Issue Date: February 27, 2012
Since taking office, President Barack Obama has touted the importance of basic research and science, technology, engineering, and mathematics (STEM) education for the economic prosperity of the U.S. Even in what has become a trying fiscal environment, the President does not appear to be wavering in his support.
The 2013 budget request reaffirms his commitment. The $3.8 trillion proposal, which is within the spending caps imposed by the Budget Control Act of 2011, provides $140.8 billion for federal R&D, a 1.4% increase over the 2012 outlay. Of that amount, $64.0 billion, up 3.3% from 2012, would support basic and applied research—the R in R&D.
The Administration’s support for R&D focuses on several priorities. These include sustaining the growth of the National Science Foundation, the Department of Energy Office of Science, and the National Institute of Standards & Technology; promoting clean energy; supporting U.S. jobs through advanced manufacturing R&D; and preparing new innovators by ensuring effective STEM education.

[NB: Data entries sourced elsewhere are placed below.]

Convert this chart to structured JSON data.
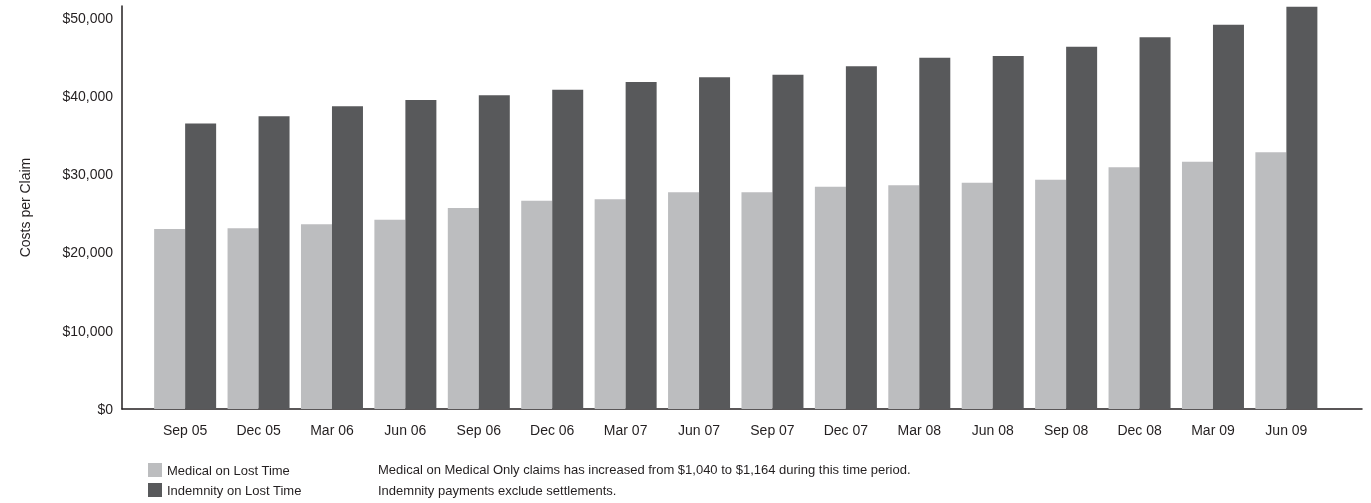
{
  "chart_data": {
    "type": "bar",
    "ylabel": "Costs per Claim",
    "categories": [
      "Sep 05",
      "Dec 05",
      "Mar 06",
      "Jun 06",
      "Sep 06",
      "Dec 06",
      "Mar 07",
      "Jun 07",
      "Sep 07",
      "Dec 07",
      "Mar 08",
      "Jun 08",
      "Sep 08",
      "Dec 08",
      "Mar 09",
      "Jun 09"
    ],
    "series": [
      {
        "name": "Medical on Lost Time",
        "color": "#bcbdbf",
        "values": [
          23000,
          23100,
          23600,
          24200,
          25700,
          26600,
          26800,
          27700,
          27700,
          28400,
          28600,
          28900,
          29300,
          30900,
          31600,
          32800
        ]
      },
      {
        "name": "Indemnity on Lost Time",
        "color": "#58595b",
        "values": [
          36500,
          37400,
          38700,
          39500,
          40100,
          40800,
          41800,
          42400,
          42700,
          43800,
          44900,
          45100,
          46300,
          47500,
          49100,
          51400
        ]
      }
    ],
    "ylim": [
      0,
      51500
    ],
    "yticks": [
      {
        "value": 0,
        "label": "$0"
      },
      {
        "value": 10000,
        "label": "$10,000"
      },
      {
        "value": 20000,
        "label": "$20,000"
      },
      {
        "value": 30000,
        "label": "$30,000"
      },
      {
        "value": 40000,
        "label": "$40,000"
      },
      {
        "value": 50000,
        "label": "$50,000"
      }
    ],
    "grid": false,
    "legend": "bottom left",
    "annotations": [
      "Medical on Medical Only claims has increased from $1,040 to $1,164 during this time period.",
      "Indemnity payments exclude settlements."
    ]
  }
}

“In the State of the Union, I outlined a blueprint for an economy that is built to last—an economy built on new manufacturing, and new sources of energy, and new skills and education for the American people,” the President said at an event rolling out the 2013 budget request. Calling the 2013 budget the details of that blueprint, Obama said that the request makes tough decisions about what programs to expand and which ones to scale back or terminate.

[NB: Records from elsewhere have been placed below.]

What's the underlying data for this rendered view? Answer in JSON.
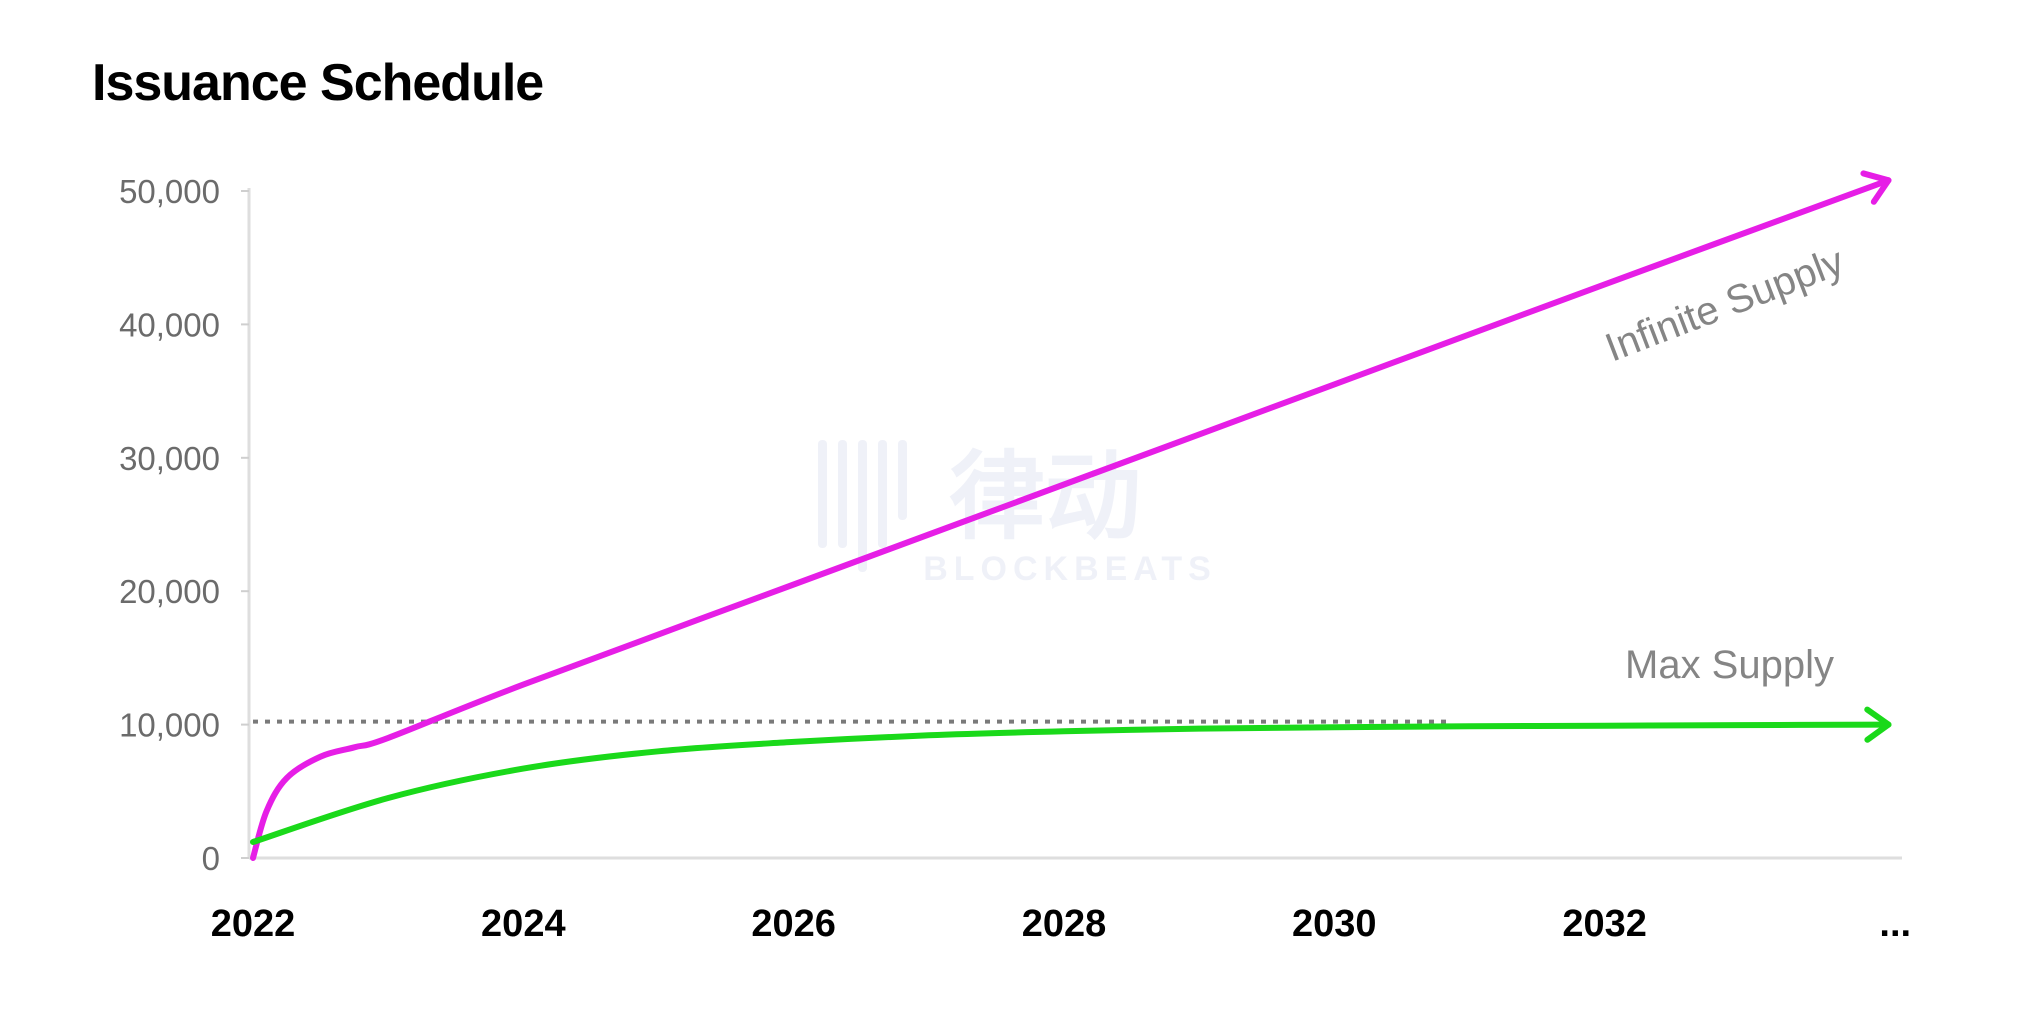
{
  "chart_data": {
    "type": "line",
    "title": "Issuance Schedule",
    "xlabel": "",
    "ylabel": "",
    "x_tick_labels": [
      "2022",
      "2024",
      "2026",
      "2028",
      "2030",
      "2032",
      "..."
    ],
    "y_tick_labels": [
      "0",
      "10,000",
      "20,000",
      "30,000",
      "40,000",
      "50,000"
    ],
    "ylim": [
      0,
      50000
    ],
    "xlim": [
      2022,
      2034.2
    ],
    "grid": false,
    "reference_line": {
      "value": 10000,
      "style": "dotted",
      "color": "#7a7a7a"
    },
    "series": [
      {
        "name": "Infinite Supply",
        "color": "#e61ee6",
        "arrow_end": true,
        "x": [
          2022,
          2022.1,
          2022.25,
          2022.5,
          2022.75,
          2023,
          2024,
          2026,
          2028,
          2030,
          2032,
          2034.1
        ],
        "values": [
          0,
          3500,
          6000,
          7600,
          8300,
          9000,
          13000,
          20500,
          28000,
          35500,
          43000,
          50800
        ]
      },
      {
        "name": "Max Supply",
        "color": "#1ad91a",
        "arrow_end": true,
        "x": [
          2022,
          2023,
          2024,
          2025,
          2026,
          2027,
          2028,
          2029,
          2030,
          2031,
          2032,
          2033,
          2034.1
        ],
        "values": [
          1200,
          4500,
          6700,
          8000,
          8700,
          9200,
          9500,
          9700,
          9800,
          9870,
          9920,
          9960,
          10000
        ]
      }
    ]
  },
  "watermark": {
    "text": "BLOCKBEATS",
    "brand": "律动"
  }
}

The following review of proposed R&D spending at the federal agencies comes with some caveats. The numbers are given mostly as budget obligations—that is, the amount that agencies can contract to spend during the fiscal year. What the agencies actually spend, or outlay, during the year may be more or less.
Also, the federal budget is a complex document with various ways of adding up programs and totals. As a result, sometimes the agency or department figures and the totals from the White House Office of Management & Budget are not the same and may be published in different places with different amounts. The variations are usually small and reflect alternative methods of allocating funds.